No Caller ID Makes Hollywood’s Screamfest Lineup
Slasher film No Caller I.D., which was shot in one night and on a three-figure budget, has been accepted into Hollywood’s prestigious Screamfest Horror Film Festival.
Best friends Guy Pigden and Harley Neville shot the nine-minute short film in their Grey Lynn living room with a crew of seven, $200 and a dog in January. The film follows a woman who finds herself in danger after she answers her phone and is attacked by a home intruder.
The filmmakers, who run Pigville Productions, a marriage of their last names, guarantee the end has a twist.
Screamfest is the largest and longest-running horror film festival in the United States. Films like Paranormal Activity, 30 Days Of Night and The Human Centipede were discovered at the festival.
Pigden, 33, who wrote the script, said the story was inspired by his call centre job where he telephones people whose alarms have stopped working.

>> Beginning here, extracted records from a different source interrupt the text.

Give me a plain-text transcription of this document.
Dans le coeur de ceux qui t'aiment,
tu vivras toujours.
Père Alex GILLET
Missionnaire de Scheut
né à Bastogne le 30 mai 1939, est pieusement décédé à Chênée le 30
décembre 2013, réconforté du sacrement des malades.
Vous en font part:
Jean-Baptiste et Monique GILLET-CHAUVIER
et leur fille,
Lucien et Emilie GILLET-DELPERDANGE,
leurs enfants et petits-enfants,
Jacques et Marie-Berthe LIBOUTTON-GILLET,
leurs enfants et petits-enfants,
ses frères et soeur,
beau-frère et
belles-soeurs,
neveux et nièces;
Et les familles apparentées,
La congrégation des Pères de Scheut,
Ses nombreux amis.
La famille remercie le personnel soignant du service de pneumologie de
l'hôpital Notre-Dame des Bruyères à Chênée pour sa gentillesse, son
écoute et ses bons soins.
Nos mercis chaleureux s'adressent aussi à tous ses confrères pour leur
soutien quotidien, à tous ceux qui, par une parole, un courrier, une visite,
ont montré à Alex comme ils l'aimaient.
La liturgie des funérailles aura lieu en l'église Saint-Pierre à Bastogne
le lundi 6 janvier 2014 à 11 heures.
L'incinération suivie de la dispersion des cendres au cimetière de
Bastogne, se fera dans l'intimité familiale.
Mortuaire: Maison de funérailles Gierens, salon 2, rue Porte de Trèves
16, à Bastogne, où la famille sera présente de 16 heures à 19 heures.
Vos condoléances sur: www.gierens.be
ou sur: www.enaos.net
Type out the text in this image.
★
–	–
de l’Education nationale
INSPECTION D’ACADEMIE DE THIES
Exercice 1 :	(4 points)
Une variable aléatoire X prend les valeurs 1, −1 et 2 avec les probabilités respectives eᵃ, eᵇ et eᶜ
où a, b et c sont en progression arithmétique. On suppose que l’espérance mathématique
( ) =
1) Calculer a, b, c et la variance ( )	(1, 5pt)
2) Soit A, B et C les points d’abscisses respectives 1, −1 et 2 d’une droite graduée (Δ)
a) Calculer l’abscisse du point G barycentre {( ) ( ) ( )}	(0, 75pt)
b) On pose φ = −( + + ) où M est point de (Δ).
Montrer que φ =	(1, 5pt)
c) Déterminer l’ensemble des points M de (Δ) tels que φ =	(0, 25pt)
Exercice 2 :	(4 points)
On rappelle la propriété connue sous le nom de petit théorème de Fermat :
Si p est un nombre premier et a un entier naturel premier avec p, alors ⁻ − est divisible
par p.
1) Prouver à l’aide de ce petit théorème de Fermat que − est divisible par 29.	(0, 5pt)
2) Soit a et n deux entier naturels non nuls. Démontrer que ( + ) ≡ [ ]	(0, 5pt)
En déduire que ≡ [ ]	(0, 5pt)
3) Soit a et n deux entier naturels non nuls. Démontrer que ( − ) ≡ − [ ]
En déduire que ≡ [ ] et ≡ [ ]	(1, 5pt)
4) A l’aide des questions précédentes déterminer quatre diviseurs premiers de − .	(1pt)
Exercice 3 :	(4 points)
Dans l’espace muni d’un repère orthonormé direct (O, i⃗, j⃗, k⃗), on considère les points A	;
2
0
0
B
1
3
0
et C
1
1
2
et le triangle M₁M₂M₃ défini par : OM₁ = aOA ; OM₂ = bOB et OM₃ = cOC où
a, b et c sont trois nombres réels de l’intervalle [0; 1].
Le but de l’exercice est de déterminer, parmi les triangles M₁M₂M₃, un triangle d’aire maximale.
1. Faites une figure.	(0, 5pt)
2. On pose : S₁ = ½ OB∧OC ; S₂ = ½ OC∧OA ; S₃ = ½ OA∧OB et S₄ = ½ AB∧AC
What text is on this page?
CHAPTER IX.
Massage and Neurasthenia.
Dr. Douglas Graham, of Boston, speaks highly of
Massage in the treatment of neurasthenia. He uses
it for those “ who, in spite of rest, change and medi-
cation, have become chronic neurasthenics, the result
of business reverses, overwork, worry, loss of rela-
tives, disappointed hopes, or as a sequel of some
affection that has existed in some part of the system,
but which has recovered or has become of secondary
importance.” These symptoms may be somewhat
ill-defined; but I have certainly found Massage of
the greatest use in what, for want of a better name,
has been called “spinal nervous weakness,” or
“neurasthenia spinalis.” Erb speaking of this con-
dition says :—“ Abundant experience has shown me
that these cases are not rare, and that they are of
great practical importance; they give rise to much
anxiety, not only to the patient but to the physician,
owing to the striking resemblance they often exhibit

“I always thought it was interesting that we had a window into people’s lives, but they didn’t know anything about us,” Pigden says. “I wanted to explore if there was someone who had those details but had a more sinister motive.”
Pigden and Neville’s feature film I Survived a Zombie Holocaust came out in 2014. It also screened at Screamfest.
No Caller I.D. premieres in the Northern Hemisphere at the Screamfest Horror Film Festival on 23 October.
Original article by Sarah Harris, New Zealand Herald, October 1, 2016.